Alhara tertunduk, ia memilin ujung jilbabnya karena merasa gugup. "Ayah. Bunda. Alhara izin untuk pisah dari kak Arka."
Mata gadis itu memerah menahan tangis, ia mencintai Arka, tapi wanita yang bersamanya waktu itu cukup membuktikan bahwa dirinya bukanlah satu-satunya.

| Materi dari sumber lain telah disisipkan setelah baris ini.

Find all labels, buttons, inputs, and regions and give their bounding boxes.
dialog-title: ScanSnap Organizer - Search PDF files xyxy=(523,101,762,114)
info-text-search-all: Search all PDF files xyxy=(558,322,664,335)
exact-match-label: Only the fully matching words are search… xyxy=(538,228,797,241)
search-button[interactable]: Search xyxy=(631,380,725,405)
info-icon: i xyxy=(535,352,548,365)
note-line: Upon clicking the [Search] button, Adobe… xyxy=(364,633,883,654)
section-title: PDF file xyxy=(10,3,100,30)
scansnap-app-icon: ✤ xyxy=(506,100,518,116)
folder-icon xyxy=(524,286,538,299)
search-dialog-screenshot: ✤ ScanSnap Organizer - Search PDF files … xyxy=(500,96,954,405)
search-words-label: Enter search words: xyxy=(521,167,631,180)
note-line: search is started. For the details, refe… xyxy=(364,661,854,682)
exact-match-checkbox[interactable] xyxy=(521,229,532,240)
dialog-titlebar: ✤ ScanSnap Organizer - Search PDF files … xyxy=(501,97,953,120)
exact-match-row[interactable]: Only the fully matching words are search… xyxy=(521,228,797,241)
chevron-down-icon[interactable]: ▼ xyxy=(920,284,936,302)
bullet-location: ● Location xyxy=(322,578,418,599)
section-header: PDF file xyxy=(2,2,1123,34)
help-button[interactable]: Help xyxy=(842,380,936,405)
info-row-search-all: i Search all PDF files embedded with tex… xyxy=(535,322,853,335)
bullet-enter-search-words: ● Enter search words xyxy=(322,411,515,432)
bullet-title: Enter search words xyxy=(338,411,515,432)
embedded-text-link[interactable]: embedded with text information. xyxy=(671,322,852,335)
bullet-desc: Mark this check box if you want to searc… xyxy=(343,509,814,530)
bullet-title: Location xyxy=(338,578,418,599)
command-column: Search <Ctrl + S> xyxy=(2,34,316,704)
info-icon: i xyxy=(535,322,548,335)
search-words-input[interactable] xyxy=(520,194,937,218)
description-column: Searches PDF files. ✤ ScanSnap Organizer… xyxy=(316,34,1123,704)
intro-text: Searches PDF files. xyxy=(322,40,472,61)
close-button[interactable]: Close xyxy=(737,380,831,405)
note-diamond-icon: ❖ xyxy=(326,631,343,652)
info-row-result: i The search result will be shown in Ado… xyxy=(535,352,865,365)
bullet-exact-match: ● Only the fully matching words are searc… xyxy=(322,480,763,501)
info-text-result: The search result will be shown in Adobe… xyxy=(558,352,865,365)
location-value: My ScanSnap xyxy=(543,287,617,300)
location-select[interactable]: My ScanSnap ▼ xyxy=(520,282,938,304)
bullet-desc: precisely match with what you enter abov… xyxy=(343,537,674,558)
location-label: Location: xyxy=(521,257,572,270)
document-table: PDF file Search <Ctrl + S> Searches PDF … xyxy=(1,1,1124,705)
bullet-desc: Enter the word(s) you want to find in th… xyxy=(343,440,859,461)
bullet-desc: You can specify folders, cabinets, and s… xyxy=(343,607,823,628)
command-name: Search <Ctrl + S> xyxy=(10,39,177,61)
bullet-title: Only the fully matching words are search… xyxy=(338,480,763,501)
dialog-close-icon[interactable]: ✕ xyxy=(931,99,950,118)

"Lara udah cukup sakit setelah kehilangan kalian. Lara gak mau sakit hanya karena laki-laki itu."
Alhara semakin terisak.
"Alhara mau gak mau harus lepas Arka, bun. Harus."
Dug!
Alhara terduduk, tidak memperdulikan baju gamisnya kotor terkena tanah hitam kubur. "Alhara capek, yah."
"Alhara butuh sandaran, Kakak bukan anak yang kuat seperti yang bunda bilang. Lara lemah, bun!"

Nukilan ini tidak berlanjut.